For tasks that can run on multiple machines, we create optional intervals and presence variables to handle the flexibility.

    if len(task['machine']) == 1:
        intervals_per_resources[task['machine'][0]].append(interval_var)
    else:
        l_presences = []
        for machine_id in task['machine']:
            l_presence = model.NewBoolVar('presence_%i_%i' % (task['id'], machine_id))
            l_start = model.NewIntVar(0, horizon, 'start_%i_%i' % (task['id'], machine_id))
            l_end = model.NewIntVar(0, horizon, 'end_%i_%i' % (task['id'], machine_id))   
            l_interval = model.NewOptionalIntervalVar(l_start, duration[task['id']], l_end, l_presence, 'interval_%i_%i' % (task['id'], machine_id))
            l_presences.append(l_presence)

            model.Add(start_var == l_start).OnlyEnforceIf(l_presence)
            model.Add(end_var == l_end).OnlyEnforceIf(l_presence)
            model.Add(machine_var == machine_id).OnlyEnforceIf(l_presence)
            
            intervals_per_resources[machine_id].append(l_interval)
        model.AddExactlyOne(l_presences)

We add constraints to ensure that tasks do not overlap on the same machine and that dependencies are respected.

for machine_id in range(1, machine_len + 1):
    intervals = intervals_per_resources[machine_id]
    if len(intervals) > 1:
        model.AddNoOverlap(intervals)

for task in tasks:
    for dependency in task['dependent']:
        model.Add(all_tasks[task['id']].start >= all_tasks[dependency].end)

The objective is to minimize the makespan, represented by the maximum end time of all tasks.

obj_var = model.NewIntVar(0, horizon, 'makespan')
model.AddMaxEquality(obj_var, [all_tasks[task['id']].end for task in tasks])
model.Minimize(obj_var)

Finally, we solve the model and print the solution status and statistics.

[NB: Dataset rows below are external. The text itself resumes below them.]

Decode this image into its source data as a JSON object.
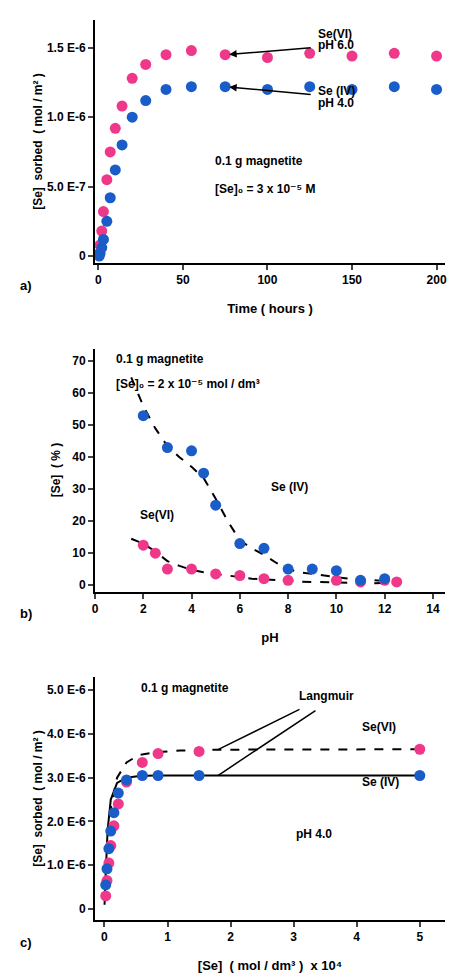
{
  "chart_data": [
    {
      "type": "scatter",
      "xlabel": "Time ( hours )",
      "ylabel": "[Se]  sorbed  ( mol / m² )",
      "xlim": [
        -2,
        205
      ],
      "ylim": [
        -5e-08,
        1.7e-06
      ],
      "xticks": [
        0,
        50,
        100,
        150,
        200
      ],
      "yticks": [
        0,
        {
          "value": 5e-07,
          "label": "5.0 E-7"
        },
        {
          "value": 1e-06,
          "label": "1.0 E-6"
        },
        {
          "value": 1.5e-06,
          "label": "1.5 E-6"
        }
      ],
      "grid": false,
      "annotations": [
        "Se(VI)",
        "pH 6.0",
        "Se (IV)",
        "pH 4.0",
        "0.1 g magnetite",
        "[Se]₀ = 3 x 10⁻⁵ M",
        "a)"
      ],
      "series": [
        {
          "type": "scatter",
          "marker": "circle",
          "color": "#F0388A",
          "x": [
            0.5,
            1,
            2,
            3,
            5,
            7,
            10,
            14,
            20,
            28,
            40,
            55,
            75,
            100,
            125,
            150,
            175,
            200
          ],
          "values": [
            2e-08,
            8e-08,
            1.8e-07,
            3.2e-07,
            5.5e-07,
            7.5e-07,
            9.2e-07,
            1.08e-06,
            1.28e-06,
            1.38e-06,
            1.45e-06,
            1.48e-06,
            1.45e-06,
            1.43e-06,
            1.46e-06,
            1.44e-06,
            1.46e-06,
            1.44e-06
          ]
        },
        {
          "type": "scatter",
          "marker": "circle",
          "color": "#1A5CC8",
          "x": [
            0.5,
            1,
            2,
            3,
            5,
            7,
            10,
            14,
            20,
            28,
            40,
            55,
            75,
            100,
            125,
            150,
            175,
            200
          ],
          "values": [
            0.0,
            2e-08,
            6e-08,
            1.2e-07,
            2.5e-07,
            4.2e-07,
            6.2e-07,
            8e-07,
            1e-06,
            1.12e-06,
            1.2e-06,
            1.22e-06,
            1.22e-06,
            1.2e-06,
            1.22e-06,
            1.2e-06,
            1.22e-06,
            1.2e-06
          ]
        }
      ]
    },
    {
      "type": "scatter",
      "xlabel": "pH",
      "ylabel": "[Se]  ( % )",
      "xlim": [
        0,
        14.5
      ],
      "ylim": [
        -2,
        74
      ],
      "xticks": [
        0,
        2,
        4,
        6,
        8,
        10,
        12,
        14
      ],
      "yticks": [
        0,
        10,
        20,
        30,
        40,
        50,
        60,
        70
      ],
      "grid": false,
      "annotations": [
        "0.1 g magnetite",
        "[Se]₀ = 2 x 10⁻⁵ mol / dm³",
        "Se(VI)",
        "Se (IV)",
        "b)"
      ],
      "series": [
        {
          "type": "line",
          "line_style": "dashed",
          "color": "#000000",
          "x": [
            1.5,
            2.0,
            2.5,
            3.0,
            3.5,
            4.0,
            4.5,
            5.0,
            5.5,
            6.0,
            6.5,
            7.0,
            7.5,
            8.0,
            8.5,
            9.0,
            9.5,
            10.0,
            10.5,
            11.0,
            11.5,
            12.0,
            12.5,
            13.0
          ],
          "values": [
            65.0,
            56.0,
            49.0,
            43.5,
            40.0,
            37.0,
            33.5,
            27.0,
            20.0,
            14.0,
            11.5,
            9.5,
            7.0,
            5.0,
            4.0,
            3.5,
            2.8,
            2.5,
            2.0,
            1.8,
            1.5,
            1.3,
            1.0,
            0.8
          ]
        },
        {
          "type": "line",
          "line_style": "dashed",
          "color": "#000000",
          "x": [
            1.5,
            2.0,
            2.5,
            3.0,
            3.5,
            4.0,
            4.5,
            5.0,
            5.5,
            6.0,
            6.5,
            7.0,
            7.5,
            8.0,
            8.5,
            9.0,
            9.5,
            10.0,
            10.5,
            11.0,
            11.5,
            12.0,
            12.5,
            13.0
          ],
          "values": [
            14.5,
            13.0,
            10.5,
            7.5,
            6.0,
            4.8,
            4.0,
            3.5,
            3.0,
            2.5,
            2.0,
            1.8,
            1.5,
            1.3,
            1.1,
            1.0,
            0.9,
            0.8,
            0.7,
            0.65,
            0.6,
            0.7,
            0.7,
            0.6
          ]
        },
        {
          "type": "scatter",
          "marker": "circle",
          "color": "#F0388A",
          "x": [
            2.0,
            2.5,
            3.0,
            4.0,
            5.0,
            6.0,
            7.0,
            8.0,
            10.0,
            11.0,
            12.0,
            12.5
          ],
          "values": [
            12.5,
            10.0,
            5.0,
            5.0,
            3.5,
            3.0,
            2.0,
            1.5,
            1.5,
            1.0,
            1.5,
            1.0
          ]
        },
        {
          "type": "scatter",
          "marker": "circle",
          "color": "#1A5CC8",
          "x": [
            2.0,
            3.0,
            4.0,
            4.5,
            5.0,
            6.0,
            7.0,
            8.0,
            9.0,
            10.0,
            11.0,
            12.0
          ],
          "values": [
            53.0,
            43.0,
            42.0,
            35.0,
            25.0,
            13.0,
            11.5,
            5.0,
            5.0,
            4.5,
            1.5,
            2.0
          ]
        }
      ]
    },
    {
      "type": "scatter",
      "xlabel": "[Se]  ( mol / dm³ )  x 10⁴",
      "ylabel": "[Se]  sorbed  ( mol / m² )",
      "xlim": [
        -1.5e-05,
        0.00054
      ],
      "ylim": [
        -2.5e-07,
        5.3e-06
      ],
      "xticks": [
        0,
        {
          "value": 0.0001,
          "label": "1"
        },
        {
          "value": 0.0002,
          "label": "2"
        },
        {
          "value": 0.0003,
          "label": "3"
        },
        {
          "value": 0.0004,
          "label": "4"
        },
        {
          "value": 0.0005,
          "label": "5"
        }
      ],
      "yticks": [
        0,
        {
          "value": 1e-06,
          "label": "1.0 E-6"
        },
        {
          "value": 2e-06,
          "label": "2.0 E-6"
        },
        {
          "value": 3e-06,
          "label": "3.0 E-6"
        },
        {
          "value": 4e-06,
          "label": "4.0 E-6"
        },
        {
          "value": 5e-06,
          "label": "5.0 E-6"
        }
      ],
      "grid": false,
      "annotations": [
        "0.1 g magnetite",
        "pH 4.0",
        "Langmuir",
        "Se(VI)",
        "Se (IV)",
        "c)"
      ],
      "series": [
        {
          "type": "line",
          "line_style": "dashed",
          "color": "#000000",
          "x": [
            1e-07,
            5e-06,
            1e-05,
            2e-05,
            3.5e-05,
            5.5e-05,
            8e-05,
            0.00012,
            0.00018,
            0.0005
          ],
          "values": [
            1e-07,
            1.5e-06,
            2.3e-06,
            3e-06,
            3.35e-06,
            3.52e-06,
            3.58e-06,
            3.62e-06,
            3.64e-06,
            3.65e-06
          ]
        },
        {
          "type": "line",
          "line_style": "solid",
          "color": "#000000",
          "x": [
            1e-07,
            5e-06,
            1e-05,
            2e-05,
            3.5e-05,
            5.5e-05,
            8e-05,
            0.00012,
            0.00018,
            0.0005
          ],
          "values": [
            2e-07,
            1.8e-06,
            2.5e-06,
            2.88e-06,
            3e-06,
            3.04e-06,
            3.05e-06,
            3.05e-06,
            3.05e-06,
            3.05e-06
          ]
        },
        {
          "type": "scatter",
          "marker": "circle",
          "color": "#F0388A",
          "x": [
            2e-06,
            4e-06,
            7e-06,
            1e-05,
            1.5e-05,
            2.2e-05,
            3.5e-05,
            6e-05,
            8.5e-05,
            0.00015,
            0.0005
          ],
          "values": [
            3e-07,
            6.5e-07,
            1.05e-06,
            1.45e-06,
            1.9e-06,
            2.4e-06,
            2.9e-06,
            3.35e-06,
            3.55e-06,
            3.6e-06,
            3.65e-06
          ]
        },
        {
          "type": "scatter",
          "marker": "circle",
          "color": "#1A5CC8",
          "x": [
            2e-06,
            4e-06,
            7e-06,
            1e-05,
            1.5e-05,
            2.2e-05,
            3.5e-05,
            6e-05,
            8.5e-05,
            0.00015,
            0.0005
          ],
          "values": [
            5.5e-07,
            9.2e-07,
            1.38e-06,
            1.78e-06,
            2.2e-06,
            2.65e-06,
            2.95e-06,
            3.05e-06,
            3.05e-06,
            3.05e-06,
            3.05e-06
          ]
        }
      ]
    }
  ]
}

solver = cp_model.CpSolver()
solver.parameters.max_time_in_seconds = 60
solution_printer = SolutionPrinter()
status = solver.Solve(model, solution_printer)
print()
print("Solve status: %s" % solver.StatusName(status))
print("Optimal objective value: %i" % solver.ObjectiveValue())
print("Statistics")
print("  - Conflicts : %i" % solver.NumConflicts())
print("  - Branches  : %i" % solver.NumBranches())
print("  - Wall time : %f s" % solver.WallTime())

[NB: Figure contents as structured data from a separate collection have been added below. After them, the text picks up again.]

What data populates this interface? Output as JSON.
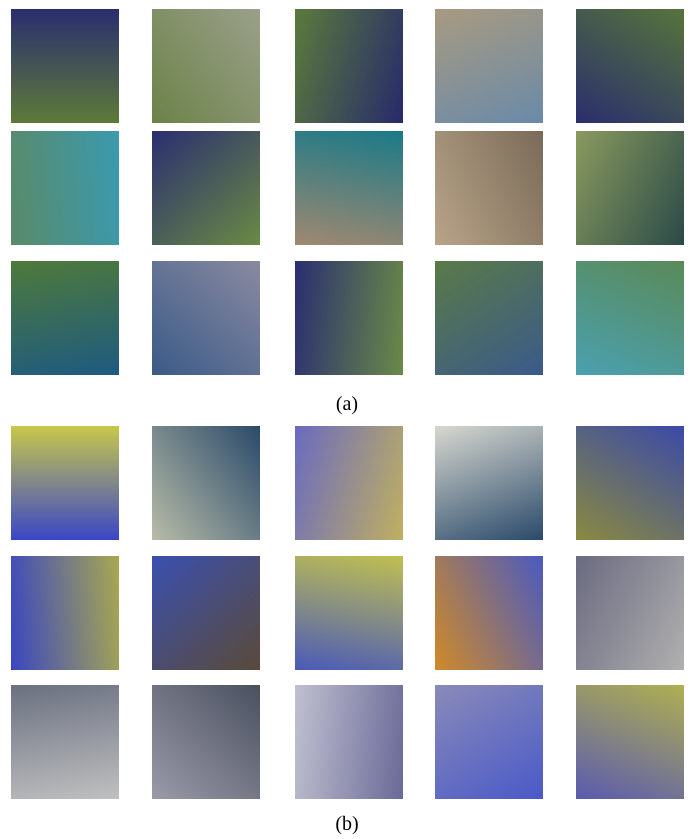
{
  "figure": {
    "panels": [
      {
        "caption": "(a)"
      },
      {
        "caption": "(b)"
      }
    ]
  }
}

After running the code, the solver finds multiple solutions, progressively improving the objective value (makespan) with each solution:

Solution 0, time = 0.070021 s, objective = 18720
Solution 1, time = 0.072630 s, objective = 12780
Solution 2, time = 0.088733 s, objective = 12779
Solution 3, time = 0.089533 s, objective = 12661
Solution 4, time = 0.094715 s, objective = 12600
Solution 5, time = 0.110961 s, objective = 12000
Solution 6, time = 0.133855 s, objective = 11701
Solution 7, time = 0.141637 s, objective = 11700
Solution 8, time = 0.142342 s, objective = 11280
Solution 9, time = 0.182769 s, objective = 11161
Solution 10, time = 0.206984 s, objective = 10200

solve status: OPTIMAL
Optimal objective value: 10200
Statistics
  - conflicts : 0
  - branches  : 710
  - wall time : 0.243868 s

For the complete code and data, please visit my GitHub repository. Feel free to explore and adapt it for your scheduling needs!

And that it! Very simple, right? Despite this is a NP-hard problem, we can solve it with a simple code.

Conclusion

In this post, we explored the scheduling problem in the Hay Day game and discussed how it can be formulated as a Flexible Job Shop Scheduling Problem (FJSP). We used Integer Programming to solve the problem and implemented the solution using Google OR-Tools. The solver found multiple solutions, progressively improving the makespan with each iteration.

Can I make a Hay Day bot to play the game for me? Yes, you can! But remember, the goal of playing games is to have fun and relax. So, enjoy the game and have a great time!